Regional ferry service to operate out of Parika – Pres Ali

…announces processing facility for Bonasika

The new regional ferry service which is being facilitated through a joint venture between the Governments of Guyana, Barbados, and Trinidad and Tobago will be operated out of Parika, East Bank Essequibo (EBE) when it comes on stream.
This announcement was made by President Dr Irfaan Ali on Tuesday during engagements with residents of Bonasika Creek, Essequibo River.
At the time, the Guyanese Leader was highlighting the growing agricultural potential of the community, which is part of an effort to produce more food and meet the regional demand for commodities across the Caribbean Community (CARICOM).

The Galleons Passage to be used

According to President Ali, the production of ground provisions, vegetables, and fruits is set to increase in Bonasika Creek, and other Region Three communities and as such, noted that it is viable to operate the ferry out of the major port in Parika.
“The good thing about here is that we can export directly to CARICOM… you don’t need to transport the goods to Georgetown and all these places. That is why we are pushing so hard to get the regional ferry because the regional ferry will operate out of Parika so that we can have all of these productions from all of these islands (in the Essequibo River) integrated into the regional market.”
New processing facility
To further complement the production of food when the ferry service comes on stream, Ali announced that a new processing facility will be constructed in Bonasika Creek so that farmers can tap into a more lucrative market.
According to statistics provided by the Agriculture Ministry, farmers in Bonasika have produced a total of 50 tonnes of bananas, 200 pounds of pumpkin, and 120 tonnes of cassava and other produce for this year so far. Additionally, more than 240,000 pounds of ginger have been produced.
President Ali explained that the processing facility coupled with the regional ferry service will see Guyana being able to satisfy the region’s demands.
“You are making use of the investments we are making and we’re proud of this but we have to triple this production… and we are going to support you tripling this production…We are going to build, in this area, a processing facility so we can take the fresh ginger, dry it, and crush it so we can extend the storage time from weeks to months and access higher value markets with the ginger,” President Ali added.
In January of this year, it was reported that the Trinidad and Tobago Cabinet had approved the use of that country’s Galleons Passage vessel to operate the ferry service between the twin-island republic and Guyana.
The vessel can accommodate 400 passengers and 60 cars.
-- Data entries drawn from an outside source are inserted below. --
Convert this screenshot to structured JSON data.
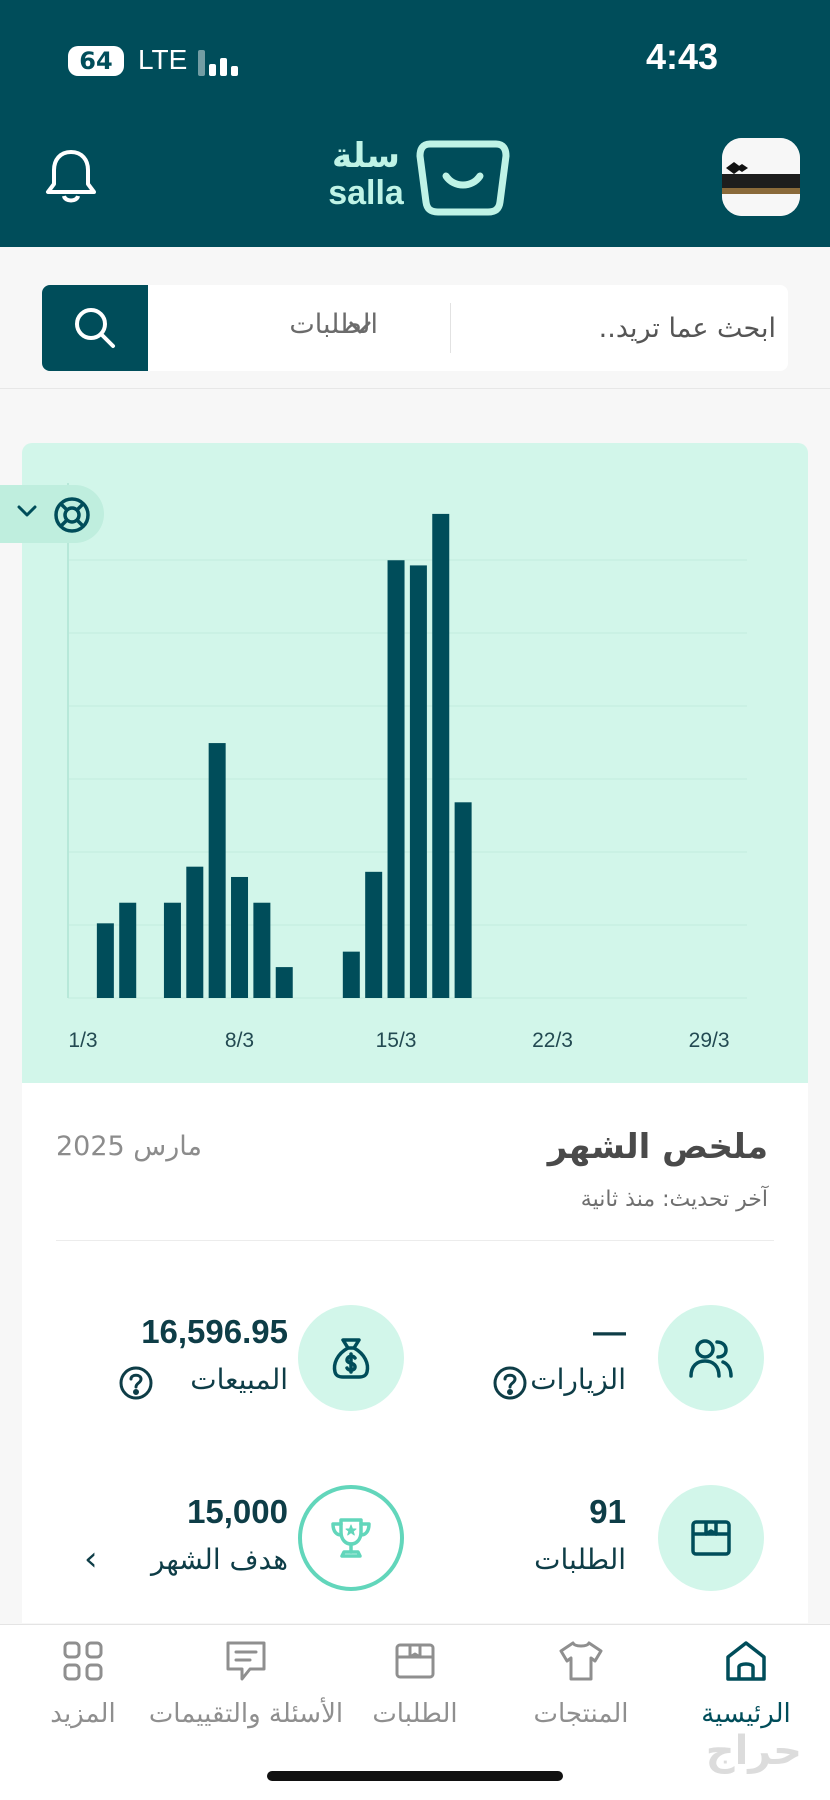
{
  "status_bar": {
    "battery": "64",
    "network": "LTE",
    "time": "4:43"
  },
  "header": {
    "logo_ar": "سلة",
    "logo_en": "salla",
    "notification_icon": "bell-icon",
    "profile_icon": "avatar"
  },
  "search": {
    "placeholder": "ابحث عما تريد..",
    "category": "الطلبات",
    "button_icon": "search-icon"
  },
  "chart_data": {
    "type": "bar",
    "x_tick_labels": [
      "1/3",
      "8/3",
      "15/3",
      "22/3",
      "29/3"
    ],
    "categories": [
      "2/3",
      "3/3",
      "5/3",
      "6/3",
      "7/3",
      "8/3",
      "9/3",
      "10/3",
      "13/3",
      "14/3",
      "15/3",
      "16/3",
      "17/3",
      "18/3"
    ],
    "values": [
      2.9,
      3.7,
      3.7,
      5.1,
      9.9,
      4.7,
      3.7,
      1.2,
      1.8,
      4.9,
      17.0,
      16.8,
      18.8,
      7.6
    ],
    "ylim": [
      0,
      20
    ],
    "grid": true,
    "bar_color": "#004d5a",
    "background": "#d2f6ea"
  },
  "summary": {
    "title": "ملخص الشهر",
    "month": "مارس 2025",
    "updated": "آخر تحديث: منذ ثانية",
    "visits": {
      "value": "—",
      "label": "الزيارات"
    },
    "sales": {
      "value": "16,596.95",
      "label": "المبيعات"
    },
    "orders": {
      "value": "91",
      "label": "الطلبات"
    },
    "goal": {
      "value": "15,000",
      "label": "هدف الشهر",
      "arrow": "‹"
    }
  },
  "nav": {
    "home": "الرئيسية",
    "products": "المنتجات",
    "orders": "الطلبات",
    "reviews": "الأسئلة والتقييمات",
    "more": "المزيد"
  },
  "watermark": "حراج",
  "colors": {
    "primary": "#004d5a",
    "mint": "#d2f6ea",
    "accent": "#62d6bb"
  }
}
Among the facilities onboard are a cafeteria, a bar, and a VIP lounge.
On January 5, Ali announced that Guyana, Trinidad and Tobago, and Barbados had formed a joint company that would work towards the introduction of a ferry system for passengers and cargo between the three countries.
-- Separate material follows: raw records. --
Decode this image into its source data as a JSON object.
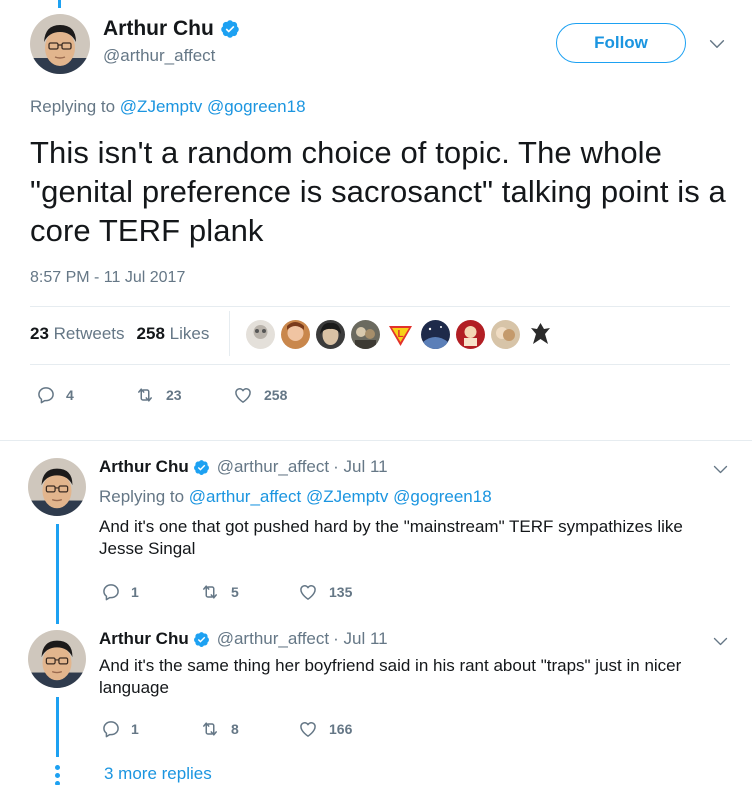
{
  "main_tweet": {
    "name": "Arthur Chu",
    "handle": "@arthur_affect",
    "follow_label": "Follow",
    "replying_prefix": "Replying to",
    "replying_users": [
      "@ZJemptv",
      "@gogreen18"
    ],
    "text": "This isn't a random choice of topic. The whole \"genital preference is sacrosanct\" talking point is a core TERF plank",
    "timestamp": "8:57 PM - 11 Jul 2017",
    "retweets_count": "23",
    "retweets_label": "Retweets",
    "likes_count": "258",
    "likes_label": "Likes",
    "actions": {
      "replies": "4",
      "retweets": "23",
      "likes": "258"
    }
  },
  "replies": [
    {
      "name": "Arthur Chu",
      "handle": "@arthur_affect",
      "date": "· Jul 11",
      "replying_prefix": "Replying to",
      "replying_users": [
        "@arthur_affect",
        "@ZJemptv",
        "@gogreen18"
      ],
      "text": "And it's one that got pushed hard by the \"mainstream\" TERF sympathizes like Jesse Singal",
      "actions": {
        "replies": "1",
        "retweets": "5",
        "likes": "135"
      }
    },
    {
      "name": "Arthur Chu",
      "handle": "@arthur_affect",
      "date": "· Jul 11",
      "text": "And it's the same thing her boyfriend said in his rant about \"traps\" just in nicer language",
      "actions": {
        "replies": "1",
        "retweets": "8",
        "likes": "166"
      }
    }
  ],
  "more_replies_label": "3 more replies",
  "colors": {
    "accent": "#1da1f2",
    "link": "#1b95e0",
    "muted": "#657786",
    "text": "#14171a",
    "divider": "#e6ecf0"
  }
}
Back in May 2022, Guyana and Trinidad and Tobago had embarked on setting up a ferry service between the two countries to transport people and cargo. During a joint press conference between President Ali and T&T’s Prime Minister, Dr Keith Rowley in Georgetown, the two nations had signed a Memorandum of Understanding (MoU) for cooperation in several areas.
“As we speak to you now, we are already exploring the possibility of having a cargo-plus-ferry facility as an experiment between Guyana and Trinidad, moving people and goods … We cannot address any issues unless we create a platform, the vehicle that will allow us to do that, and this MoU does that,” President Ali had noted.
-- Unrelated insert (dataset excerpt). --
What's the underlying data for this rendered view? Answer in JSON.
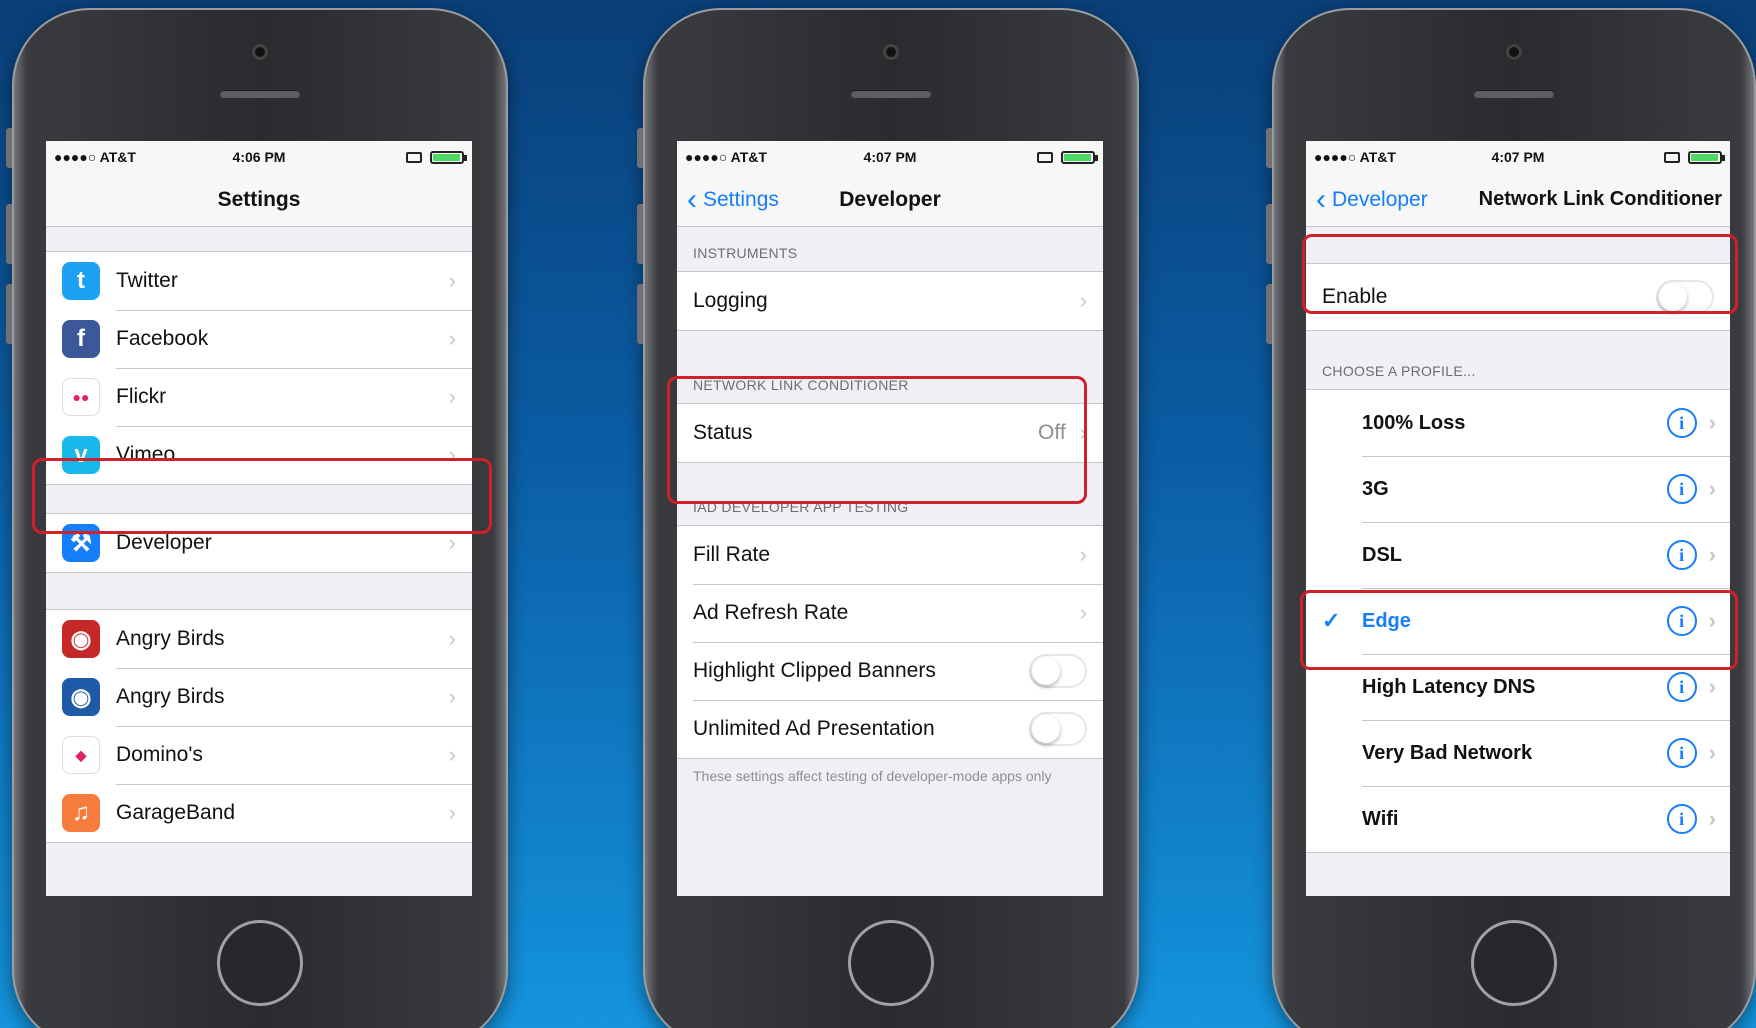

Regional leaders have also long recognised that affordable intra-regional travel remains one of the major bugbears to trade and movement of skilled labour within the Caribbean. Consequently, they have been working on a regional ferry network.
In 2022, the Caribbean Community (Caricom) had approached the United Arab Emirates (UAE) for funding to establish this intra-regional ferry service. At the time, the Caribbean Development Bank (CDB) was tasked with ironing out a proposed roadmap study for a fast ferry service with an initial focus on trade between Guyana, Trinidad and Tobago, Grenada, and Barbados.
According to a communiqué at the end of the 43rd Regular Meeting of the Caricom Heads of Government, held in July 2022 in Suriname, it was noted that this initiative falls into the myriad of measures agreed to by the Region’s leaders to advance the reduction of the Caribbean’s food-import bill by 25 per cent by the year 2025.